These days bankers no longer perform the ritual of visiting the Capital with their quarterly performance files. And, they hardly miss that chore. Neither do they get moral persuasion doses (read diktat) at regular intervals from their owner on what their asset-liability committees should do.
Bankers are also glad that the boss – Finance Minister Pranab Mukherjee — has directed his officials to speed up the appointment process for top jobs in public sector banks. Earlier, the post of chairman, managing director or executive director would lie vacant for months. But now, the message from the North Block is that the appointments should be made at least a month before the post falls vacant.
Mukherjee succeeded a man who kept the bankers on their toes all the time. P Chidambaram, now the home minister, was known to act with the professionalism of a chief executive officer who had important statistics of any bank on his finger tips.
Mukherjee’s style is much more relaxed. Because of the many hats he wears – the chief of them being the government’s main troubleshooter -- it took bankers about three months to meet him. The quarterly meeting rituals were given a quiet burial. In November, Mukherjee planned to meet bankers separately in four groups, classified on the basis of four regions, but only the East zone meeting took place. All other meetings were indefinitely postponed due to the minister’s preoccupation.

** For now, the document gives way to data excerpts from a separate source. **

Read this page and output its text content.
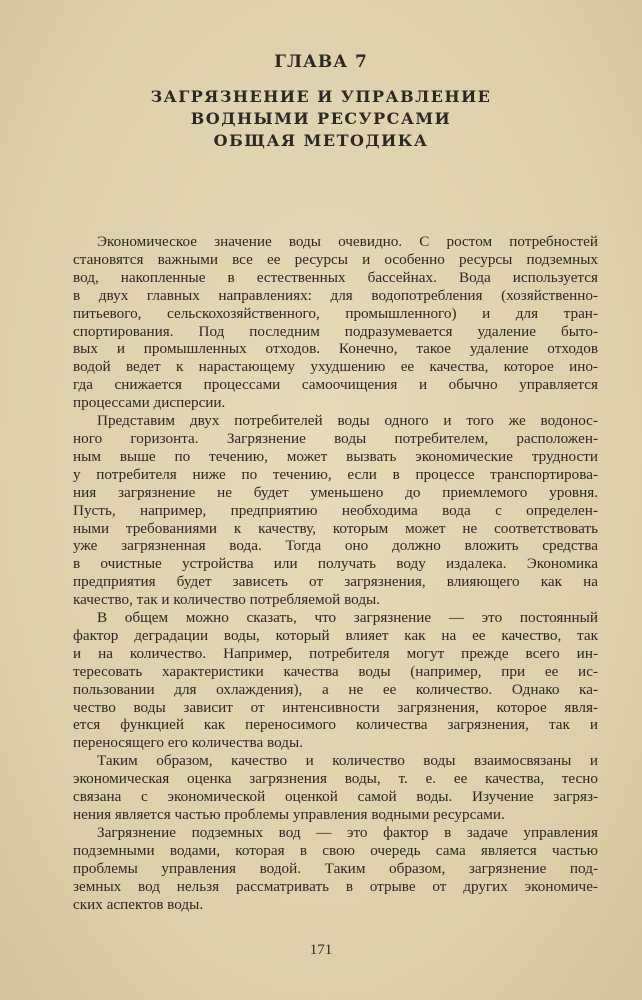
ГЛАВА 7
ЗАГРЯЗНЕНИЕ И УПРАВЛЕНИЕ
ВОДНЫМИ РЕСУРСАМИ
ОБЩАЯ МЕТОДИКА
Экономическое значение воды очевидно. С ростом потребностей
становятся важными все ее ресурсы и особенно ресурсы подземных
вод, накопленные в естественных бассейнах. Вода используется
в двух главных направлениях: для водопотребления (хозяйственно-
питьевого, сельскохозяйственного, промышленного) и для тран-
спортирования. Под последним подразумевается удаление быто-
вых и промышленных отходов. Конечно, такое удаление отходов
водой ведет к нарастающему ухудшению ее качества, которое ино-
гда снижается процессами самоочищения и обычно управляется
процессами дисперсии.
Представим двух потребителей воды одного и того же водонос-
ного горизонта. Загрязнение воды потребителем, расположен-
ным выше по течению, может вызвать экономические трудности
у потребителя ниже по течению, если в процессе транспортирова-
ния загрязнение не будет уменьшено до приемлемого уровня.
Пусть, например, предприятию необходима вода с определен-
ными требованиями к качеству, которым может не соответствовать
уже загрязненная вода. Тогда оно должно вложить средства
в очистные устройства или получать воду издалека. Экономика
предприятия будет зависеть от загрязнения, влияющего как на
качество, так и количество потребляемой воды.
В общем можно сказать, что загрязнение — это постоянный
фактор деградации воды, который влияет как на ее качество, так
и на количество. Например, потребителя могут прежде всего ин-
тересовать характеристики качества воды (например, при ее ис-
пользовании для охлаждения), а не ее количество. Однако ка-
чество воды зависит от интенсивности загрязнения, которое явля-
ется функцией как переносимого количества загрязнения, так и
переносящего его количества воды.
Таким образом, качество и количество воды взаимосвязаны и
экономическая оценка загрязнения воды, т. е. ее качества, тесно
связана с экономической оценкой самой воды. Изучение загряз-
нения является частью проблемы управления водными ресурсами.
Загрязнение подземных вод — это фактор в задаче управления
подземными водами, которая в свою очередь сама является частью
проблемы управления водой. Таким образом, загрязнение под-
земных вод нельзя рассматривать в отрыве от других экономиче-
ских аспектов воды.
171
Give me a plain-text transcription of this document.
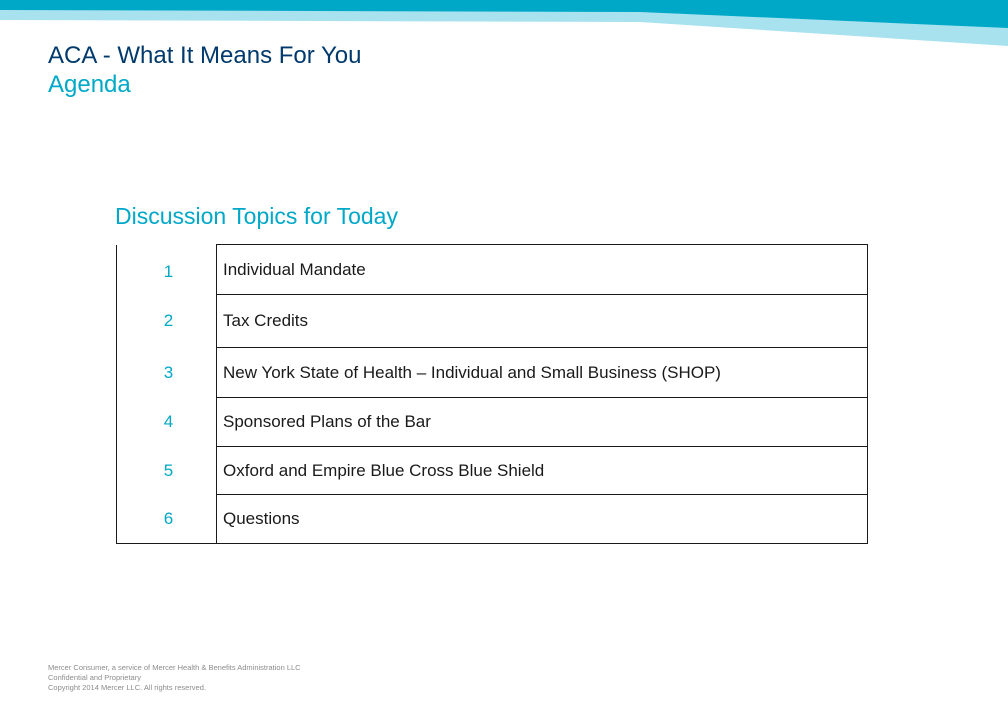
ACA - What It Means For You
Agenda
Discussion Topics for Today
1	Individual Mandate
2	Tax Credits
3	New York State of Health – Individual and Small Business (SHOP)
4	Sponsored Plans of the Bar
5	Oxford and Empire Blue Cross Blue Shield
6	Questions
Mercer Consumer, a service of Mercer Health & Benefits Administration LLC
Confidential and Proprietary
Copyright 2014 Mercer LLC. All rights reserved.
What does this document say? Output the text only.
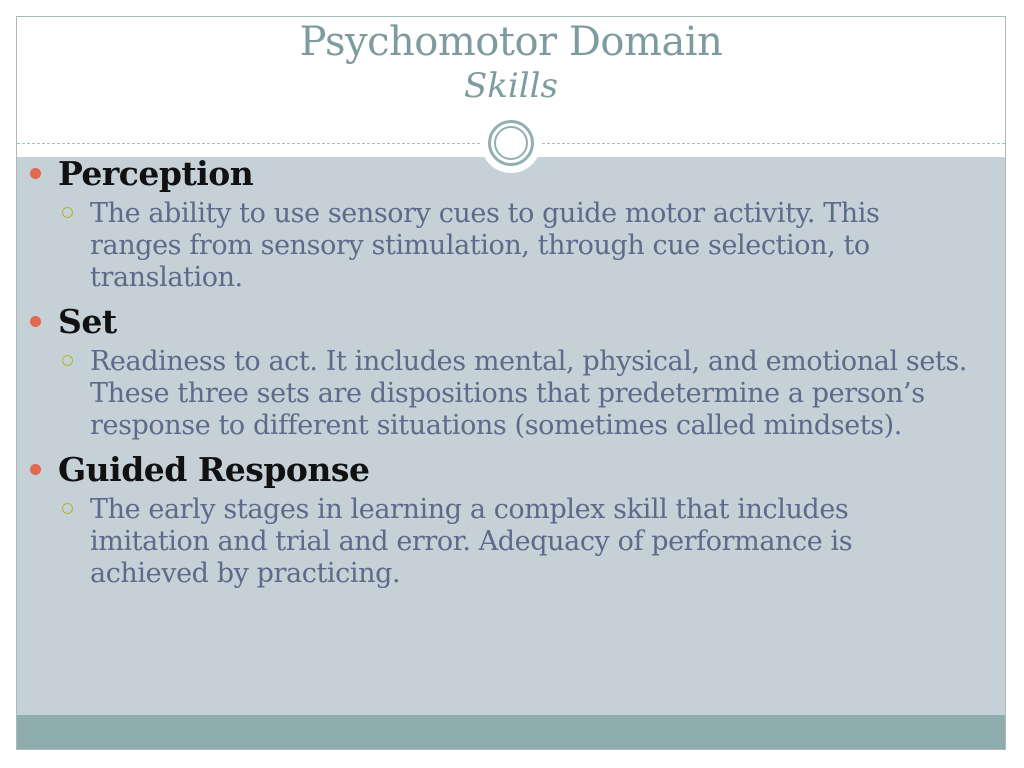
Psychomotor Domain
Skills
Perception

The ability to use sensory cues to guide motor activity. This ranges from sensory stimulation, through cue selection, to translation.

Set

Readiness to act. It includes mental, physical, and emotional sets. These three sets are dispositions that predetermine a person’s response to different situations (sometimes called mindsets).

Guided Response

The early stages in learning a complex skill that includes imitation and trial and error. Adequacy of performance is achieved by practicing.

But bankers said their initial impression of the new finance minister being a distant person faded away soon. “He may not meet us regularly, but when he does, he is quick enough to respond and resolve our problems,” a public sector bank chief says. “He is not into micro management, but has a vision,” said another. Mukherjee’s fast track decision making also helped Kolkata-based United Bank of India (UBI) overcome a major hurdle in its effort to list the bank, which just launched its initial public offer.
The number of independent directors on the bank’s board is less than what Clause 49 of the listing agreement mandates. But, with the finance minister’s intervention, the Securities and Exchange Board of India (Sebi) has now allowed the bank for listing with an undertaking that the bank will increase the number later.

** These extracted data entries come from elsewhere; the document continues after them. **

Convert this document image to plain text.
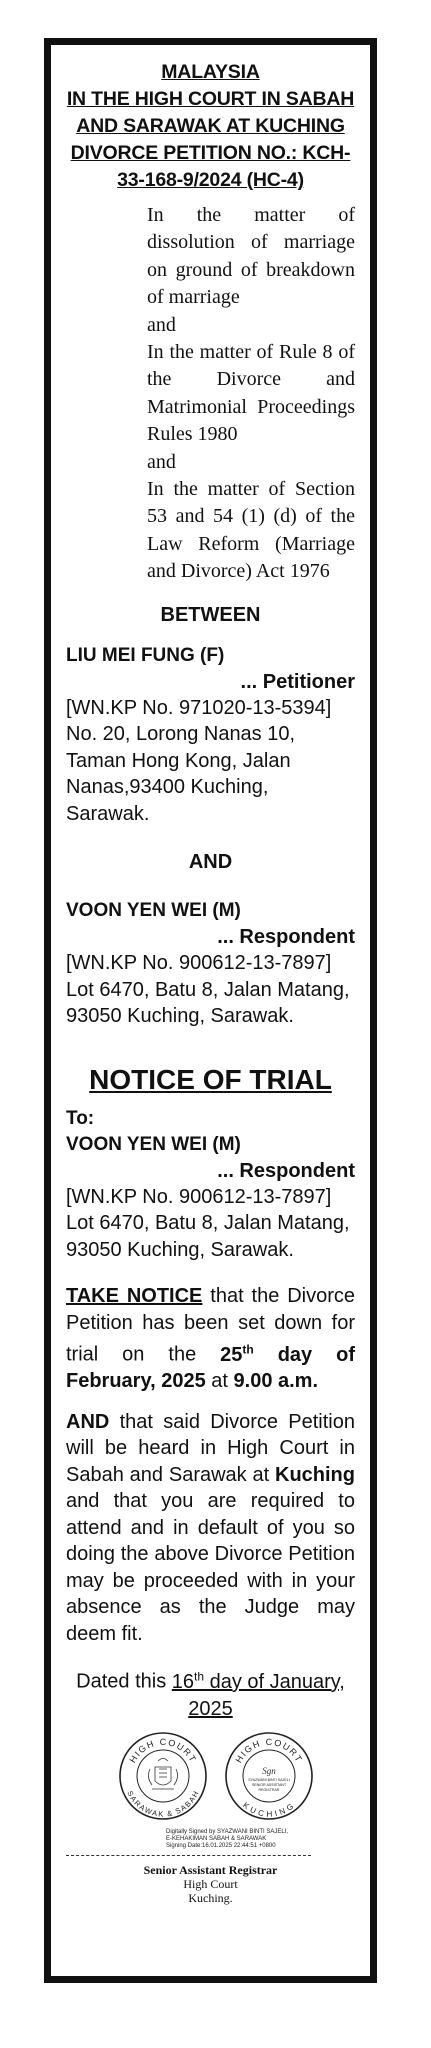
MALAYSIA
IN THE HIGH COURT IN SABAH
AND SARAWAK AT KUCHING
DIVORCE PETITION NO.: KCH-
33-168-9/2024 (HC-4)

In the matter of dissolution of marriage on ground of breakdown of marriage

and

In the matter of Rule 8 of the Divorce and Matrimonial Proceedings Rules 1980

and

In the matter of Section 53 and 54 (1) (d) of the Law Reform (Marriage and Divorce) Act 1976

BETWEEN
LIU MEI FUNG (F)
... Petitioner
[WN.KP No. 971020-13-5394]
No. 20, Lorong Nanas 10,
Taman Hong Kong, Jalan
Nanas,93400 Kuching,
Sarawak.
AND
VOON YEN WEI (M)
... Respondent
[WN.KP No. 900612-13-7897]
Lot 6470, Batu 8, Jalan Matang,
93050 Kuching, Sarawak.
NOTICE OF TRIAL
To:
VOON YEN WEI (M)
... Respondent
[WN.KP No. 900612-13-7897]
Lot 6470, Batu 8, Jalan Matang,
93050 Kuching, Sarawak.
TAKE NOTICE that the Divorce Petition has been set down for trial on the 25th day of February, 2025 at 9.00 a.m.
AND that said Divorce Petition will be heard in High Court in Sabah and Sarawak at Kuching and that you are required to attend and in default of you so doing the above Divorce Petition may be proceeded with in your absence as the Judge may deem fit.
Dated this 16th day of January,
2025
HIGH COURT
SARAWAK & SABAH
HIGH COURT
KUCHING
Sgn
SYAZWANI BINTI SAJELI
SENIOR ASSISTANT
REGISTRAR
Digitally Signed by SYAZWANI BINTI SAJELI,
E-KEHAKIMAN SABAH & SARAWAK
Signing Date:16.01.2025 22:44:51 +0800
Senior Assistant Registrar
High Court
Kuching.
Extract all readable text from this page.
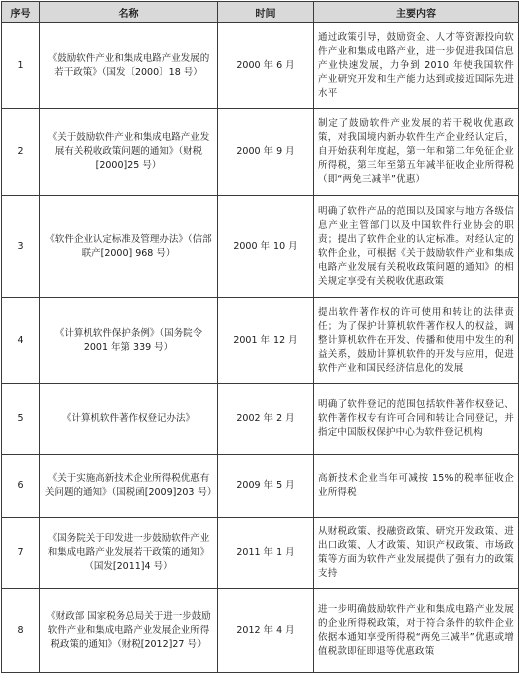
序号	名称	时间	主要内容
1	《鼓励软件产业和集成电路产业发展的若干政策》（国发〔2000〕18 号）	2000 年 6 月	通过政策引导，鼓励资金、人才等资源投向软件产业和集成电路产业，进一步促进我国信息产业快速发展，力争到 2010 年使我国软件产业研究开发和生产能力达到或接近国际先进水平
2	《关于鼓励软件产业和集成电路产业发展有关税收政策问题的通知》（财税[2000]25 号）	2000 年 9 月	制定了鼓励软件产业发展的若干税收优惠政策，对我国境内新办软件生产企业经认定后，自开始获利年度起，第一年和第二年免征企业所得税，第三年至第五年减半征收企业所得税（即“两免三减半”优惠）
3	《软件企业认定标准及管理办法》（信部联产[2000] 968 号）	2000 年 10 月	明确了软件产品的范围以及国家与地方各级信息产业主管部门以及中国软件行业协会的职责；提出了软件企业的认定标准。对经认定的软件企业，可根据《关于鼓励软件产业和集成电路产业发展有关税收政策问题的通知》的相关规定享受有关税收优惠政策
4	《计算机软件保护条例》（国务院令 2001 年第 339 号）	2001 年 12 月	提出软件著作权的许可使用和转让的法律责任；为了保护计算机软件著作权人的权益，调整计算机软件在开发、传播和使用中发生的利益关系，鼓励计算机软件的开发与应用，促进软件产业和国民经济信息化的发展
5	《计算机软件著作权登记办法》	2002 年 2 月	明确了软件登记的范围包括软件著作权登记、软件著作权专有许可合同和转让合同登记，并指定中国版权保护中心为软件登记机构
6	《关于实施高新技术企业所得税优惠有关问题的通知》（国税函[2009]203 号）	2009 年 5 月	高新技术企业当年可减按 15%的税率征收企业所得税
7	《国务院关于印发进一步鼓励软件产业和集成电路产业发展若干政策的通知》（国发[2011]4 号）	2011 年 1 月	从财税政策、投融资政策、研究开发政策、进出口政策、人才政策、知识产权政策、市场政策等方面为软件产业发展提供了强有力的政策支持
8	《财政部 国家税务总局关于进一步鼓励软件产业和集成电路产业发展企业所得税政策的通知》（财税[2012]27 号）	2012 年 4 月	进一步明确鼓励软件产业和集成电路产业发展的企业所得税政策，对于符合条件的软件企业依据本通知享受所得税“两免三减半”优惠或增值税款即征即退等优惠政策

In the Union Budget also, bankers are looking for finance minister’s intervention for enabling them to raise long-term resources. Indian banks, which are increasingly getting worried due to asset-liability mismatch, have sought the government’s approval to float tax-free bonds. Though this demand was there in previous years as well, the need for such an instrument gained prominence this time around, as average tenure of deposits got shorter in the last one year due to unattractive rates for longer maturities.
But, banks’ expectation and requirement from the finance minister will not end with the Budget. Government banks face a bigger challenge in raising capital to fund their growth requirements. Though the World Bank has approved $2-billion (around Rs 9,200 crore) loan for recapitalisation of Indian banks, the government is yet to draw a roadmap on how the funds will come. Banks are now avidly awaiting word from the government about the time and schedule of the World Bank funds which will enable them to boost their capital and support economic growth.